Choosing between voltage mode and current mode line driver PHYs involves balancing design simplicity, cost, power efficiency, and EMI management. While current mode drivers are popular for their simplicity and lower cost, voltage mode drivers are often preferred in new designs for their better energy efficiency and noise management capabilities. The selection of appropriate magnetics is critical in addressing the specific EMI challenges associated with each PHY architecture.

Operating Temperature Range

• The temperature range within which the magnetics module can operate reliably. Typically magnetics module available in temperate range of -40°C – + 85°C/0°C – +70°C.
• Ensure the operating temperature range meets the environmental conditions of your application. For industrial or automotive applications, a wider temperature range is typically required.

Summary: 

When selecting magnetics for Ethernet interfaces like 10/100Base-T or 1000Base-T, it’s essential to consider factors such as electrical isolation, signal integrity, EMI (Electromagnetic Interference) management, and compatibility with the PHY (Physical Layer Device) chip.

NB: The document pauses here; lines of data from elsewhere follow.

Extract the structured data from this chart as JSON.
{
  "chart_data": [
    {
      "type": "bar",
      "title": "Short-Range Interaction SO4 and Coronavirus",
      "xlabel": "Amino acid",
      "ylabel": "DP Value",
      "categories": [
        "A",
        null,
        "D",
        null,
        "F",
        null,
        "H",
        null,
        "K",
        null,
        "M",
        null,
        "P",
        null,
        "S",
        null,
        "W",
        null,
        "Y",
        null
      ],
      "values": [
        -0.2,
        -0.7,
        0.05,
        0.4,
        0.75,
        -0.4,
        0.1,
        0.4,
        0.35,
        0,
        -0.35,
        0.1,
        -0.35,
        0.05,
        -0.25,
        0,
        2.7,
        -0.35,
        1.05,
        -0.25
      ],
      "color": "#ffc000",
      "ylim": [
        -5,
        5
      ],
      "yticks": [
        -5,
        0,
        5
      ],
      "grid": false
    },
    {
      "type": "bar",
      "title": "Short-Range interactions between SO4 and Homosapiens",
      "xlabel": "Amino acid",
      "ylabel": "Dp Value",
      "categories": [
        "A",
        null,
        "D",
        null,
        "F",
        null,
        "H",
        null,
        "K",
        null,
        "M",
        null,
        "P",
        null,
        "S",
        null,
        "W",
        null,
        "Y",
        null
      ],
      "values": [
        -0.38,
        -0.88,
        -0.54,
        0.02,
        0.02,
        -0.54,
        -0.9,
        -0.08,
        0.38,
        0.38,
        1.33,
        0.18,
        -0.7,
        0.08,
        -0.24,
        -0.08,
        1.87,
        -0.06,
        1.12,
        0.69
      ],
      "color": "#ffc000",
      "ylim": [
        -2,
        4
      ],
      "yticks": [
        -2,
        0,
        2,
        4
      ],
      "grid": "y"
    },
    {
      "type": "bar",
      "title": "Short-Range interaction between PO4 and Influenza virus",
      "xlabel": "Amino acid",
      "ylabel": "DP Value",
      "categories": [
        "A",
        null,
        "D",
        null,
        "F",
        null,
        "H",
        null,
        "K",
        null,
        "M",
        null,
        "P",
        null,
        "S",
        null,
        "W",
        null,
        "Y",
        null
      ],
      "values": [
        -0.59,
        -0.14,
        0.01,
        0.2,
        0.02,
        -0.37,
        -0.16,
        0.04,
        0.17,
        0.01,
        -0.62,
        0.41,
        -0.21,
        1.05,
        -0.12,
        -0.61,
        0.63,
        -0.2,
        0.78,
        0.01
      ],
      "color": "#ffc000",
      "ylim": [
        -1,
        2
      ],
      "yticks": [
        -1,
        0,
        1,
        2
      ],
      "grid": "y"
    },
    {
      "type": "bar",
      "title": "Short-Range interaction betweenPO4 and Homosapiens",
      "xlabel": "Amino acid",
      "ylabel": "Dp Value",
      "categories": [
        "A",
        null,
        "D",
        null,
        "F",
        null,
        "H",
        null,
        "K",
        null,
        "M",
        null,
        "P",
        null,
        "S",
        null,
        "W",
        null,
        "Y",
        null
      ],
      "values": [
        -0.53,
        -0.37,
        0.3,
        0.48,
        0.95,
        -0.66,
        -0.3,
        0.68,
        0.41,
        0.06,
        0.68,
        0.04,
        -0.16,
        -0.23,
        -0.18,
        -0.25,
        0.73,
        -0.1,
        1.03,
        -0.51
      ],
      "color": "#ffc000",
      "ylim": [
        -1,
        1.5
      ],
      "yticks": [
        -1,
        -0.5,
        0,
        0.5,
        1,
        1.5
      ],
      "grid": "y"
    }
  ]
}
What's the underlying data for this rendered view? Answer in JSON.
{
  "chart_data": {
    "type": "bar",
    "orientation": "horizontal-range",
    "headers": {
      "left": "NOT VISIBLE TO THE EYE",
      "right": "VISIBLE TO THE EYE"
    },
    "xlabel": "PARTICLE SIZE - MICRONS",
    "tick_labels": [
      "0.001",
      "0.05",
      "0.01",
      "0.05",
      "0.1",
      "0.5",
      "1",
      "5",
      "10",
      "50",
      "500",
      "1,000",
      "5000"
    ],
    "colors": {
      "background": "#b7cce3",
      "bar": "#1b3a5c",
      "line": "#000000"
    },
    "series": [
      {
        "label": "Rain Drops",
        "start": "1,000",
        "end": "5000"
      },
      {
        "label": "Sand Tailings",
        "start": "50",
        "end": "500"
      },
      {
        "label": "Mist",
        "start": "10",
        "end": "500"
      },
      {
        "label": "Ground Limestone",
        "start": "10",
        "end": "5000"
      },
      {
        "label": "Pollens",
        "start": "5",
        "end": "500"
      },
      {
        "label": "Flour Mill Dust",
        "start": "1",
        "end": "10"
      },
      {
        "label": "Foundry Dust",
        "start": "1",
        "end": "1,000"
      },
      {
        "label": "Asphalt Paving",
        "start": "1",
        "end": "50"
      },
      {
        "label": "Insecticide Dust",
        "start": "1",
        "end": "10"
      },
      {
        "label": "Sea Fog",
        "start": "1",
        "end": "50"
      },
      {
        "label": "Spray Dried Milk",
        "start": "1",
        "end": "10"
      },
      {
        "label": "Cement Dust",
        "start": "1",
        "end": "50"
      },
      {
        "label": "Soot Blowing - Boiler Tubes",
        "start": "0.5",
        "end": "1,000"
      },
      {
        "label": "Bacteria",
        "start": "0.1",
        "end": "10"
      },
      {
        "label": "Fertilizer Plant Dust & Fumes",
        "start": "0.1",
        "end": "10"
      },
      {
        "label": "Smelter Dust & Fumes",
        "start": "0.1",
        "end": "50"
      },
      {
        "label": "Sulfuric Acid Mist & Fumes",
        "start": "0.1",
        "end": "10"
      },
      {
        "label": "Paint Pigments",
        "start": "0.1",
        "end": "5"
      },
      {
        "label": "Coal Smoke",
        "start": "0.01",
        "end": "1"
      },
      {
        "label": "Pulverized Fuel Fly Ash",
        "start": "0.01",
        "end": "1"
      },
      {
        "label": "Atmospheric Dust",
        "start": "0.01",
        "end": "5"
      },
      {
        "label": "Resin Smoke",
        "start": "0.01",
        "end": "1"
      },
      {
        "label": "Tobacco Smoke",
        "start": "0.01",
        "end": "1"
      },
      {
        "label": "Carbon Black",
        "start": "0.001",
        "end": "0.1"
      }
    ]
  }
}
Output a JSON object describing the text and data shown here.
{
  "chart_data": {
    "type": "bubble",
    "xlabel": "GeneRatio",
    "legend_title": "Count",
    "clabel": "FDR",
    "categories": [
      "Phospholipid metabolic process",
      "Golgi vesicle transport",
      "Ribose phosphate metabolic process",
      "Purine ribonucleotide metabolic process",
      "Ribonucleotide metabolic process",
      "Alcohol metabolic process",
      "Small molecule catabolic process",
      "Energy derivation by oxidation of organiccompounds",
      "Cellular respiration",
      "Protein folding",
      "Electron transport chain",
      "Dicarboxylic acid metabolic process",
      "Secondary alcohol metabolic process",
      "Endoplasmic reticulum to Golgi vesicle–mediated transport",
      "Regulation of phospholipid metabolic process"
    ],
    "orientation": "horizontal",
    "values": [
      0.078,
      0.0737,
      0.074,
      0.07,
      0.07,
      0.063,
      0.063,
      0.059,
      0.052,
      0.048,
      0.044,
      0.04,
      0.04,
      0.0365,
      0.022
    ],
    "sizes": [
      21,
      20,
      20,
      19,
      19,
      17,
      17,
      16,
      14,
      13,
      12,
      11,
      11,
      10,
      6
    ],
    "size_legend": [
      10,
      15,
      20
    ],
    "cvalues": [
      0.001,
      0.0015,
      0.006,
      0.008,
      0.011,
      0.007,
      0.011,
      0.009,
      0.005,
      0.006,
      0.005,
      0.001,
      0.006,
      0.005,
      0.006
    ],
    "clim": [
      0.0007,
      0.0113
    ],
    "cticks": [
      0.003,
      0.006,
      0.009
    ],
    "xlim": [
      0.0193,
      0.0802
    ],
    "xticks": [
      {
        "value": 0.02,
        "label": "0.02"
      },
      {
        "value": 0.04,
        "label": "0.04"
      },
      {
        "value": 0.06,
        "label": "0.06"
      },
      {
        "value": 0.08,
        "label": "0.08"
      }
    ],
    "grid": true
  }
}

Key Components of Magnetics:

• Bob Smith Termination: Reduces common mode interference from unused RJ45 wire pairs.
• Common Mode Chokes (CMC): Improves EMC by attenuating common-mode interference.
• Signal Transformer: Provides galvanic isolation, transient protection, and impedance matching.
• MLCC Capacitors: Contribute to common mode rejection by grounding the center taps of transformers.
• TVS-Diode Array: Protects the PHY against transients.

Critical Parameters for Magnetics Selection:

• Electrical Isolation: Ensures the magnetics module can withstand high voltages (e.g., 1,500 VAC for 1 minute).
• Insertion Loss: Lower insertion loss indicates better signal integrity.
• Return Loss: Higher return loss values indicate better impedance matching, reducing signal reflection.
• Common-Mode Rejection Ratio (CMRR): Higher CMRR values improve noise rejection and overall EMC performance.
• Operating Temperature Range: Ensure compatibility with the environmental conditions of your application.

Magnetic Types:

• 12-Core Magnetics: Provides better common-mode filtering and is ideal for noisy environments but comes with a higher cost.
• 8-Core Magnetics: More cost-effective but may require skilled designers to handle associated risks.

Integrated vs. Discrete RJ-45 Jacks:

• Integrated Magnetics: Lower component count, reduced production cost, and smaller footprint but harder to rework and may have variable EMC performance.
• Discrete Magnetics: Offers better performance, particularly in noisy environments, but increases component count and size.

Magnetics for Current Mode vs. Voltage Mode PHYs:

• Current Mode PHY: Simpler and lower-cost design with higher power dissipation, typically associated with differential mode interference.
• Voltage Mode PHY: Preferred for new designs due to lower power dissipation, with a focus on common-mode noise management.

Selecting the right magnetics involves balancing design simplicity, cost, performance, and EMI management, tailored to the specific requirements of your Ethernet application.